Negli ultimi giorni Milia – che ha ricevuto una diffida dalla direzione di Bancali a rilasciare dichiarazioni all’emittente radio Onda d’urto dopo le visite a Cospito, per il rischio di “vanificare le finalità del 41 bis” – aveva raccontato che il suo paziente era molto debole, si muoveva perlopiù usando una sedia a rotelle e doveva indossare quattro o cinque maglie e tre paia di pantaloni per il freddo. È dimagrito più di quaranta chili da quando ha iniziato lo sciopero della fame. In seguito alla caduta nella doccia si è rotto il naso perdendo molto sangue.

L’ultima persona ad aver visto Cospito in ordine di tempo, ha riferito il legale Rossi Albertini in un collegamento con Radio onda rossa, è un’avvocata di Milano, parte del collettivo di legali che sta seguendo la vicenda. L’ha trovato “dimagrito e provato”, ma “lucido e determinato”.

Nella stessa intervista l’avvocato ha specificato che alla notizia del suo trasferimento, Cospito ha fatto notare ai medici di Bancali che nel penitenziario sono detenuti al 41 bis soggetti in condizioni di salute peggiori e di non voler “essere privilegiato nel trattamento” solo perché il suo caso “ha bucato la cappa mediatica”.

La linea del governo

Nei mesi scorsi la vicenda aveva fatto raramente capolino sulla stampa. Erano stati pochi gli esponenti politici che si erano pronunciati, pochissimi quelli che erano andati a Bancali. Nelle ultime settimane, invece, il caso è diventato una notizia a livello nazionale. Un cambio di paradigma dovuto da un lato al peggioramento delle condizioni di Cospito e dall’altro al ritorno sulla scena pubblica di quello che esponenti della maggioranza hanno definito “pericolo anarchico”.

Seppur trasferito a Opera, comunque, Cospito resta al 41 bis. La linea del governo è che lo sciopero della fame costituisce un ricatto, a cui lo stato non può cedere.

Lo scorso 13 gennaio gli avvocati di Cospito avevano presentato al ministro della giustizia una richiesta di revoca del 41 bis fondata su nuovi elementi. Da quella data Nordio ha trenta giorni di tempo per esprimersi.

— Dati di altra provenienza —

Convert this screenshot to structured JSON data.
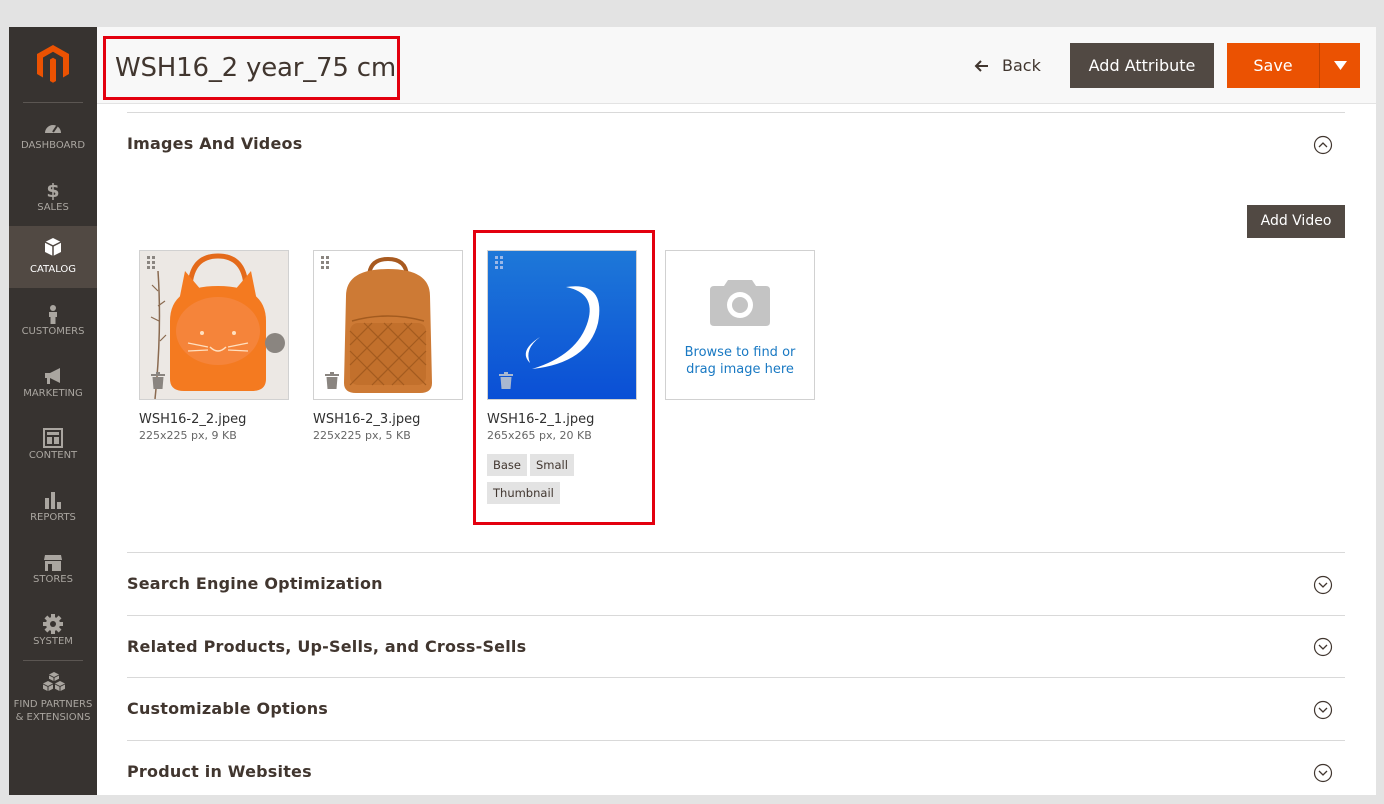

Nel caso di mancata risposta vale il silenzio diniego e l’istanza sarà automaticamente considerata respinta, senza la possibilità di conoscere le motivazioni.

Al termine del consiglio dei ministri del 30 gennaio, palazzo Chigi ha fatto sapere che “per la parte di propria competenza”, il ministro della giustizia “ritiene di non revocare il regime di cui all’articolo 41 bis”.

Il giorno successivo, in conferenza stampa insieme al ministro dell’interno Matteo Piantedosi e quello degli esteri Antonio Tajani, Nordio ha affermato che il trasferimento di Cospito “non è un minimo cedimento dello stato” ma “il riconoscimento che una cosa è la doverosa espiazione della pena, altro l’assoluta tutela della salute”. La decisione sul mantenimento del 41 bis “sarà presa dopo un maturato studio della situazione giuridica” e l’acquisizione “dei pareri delle autorità giudiziarie”.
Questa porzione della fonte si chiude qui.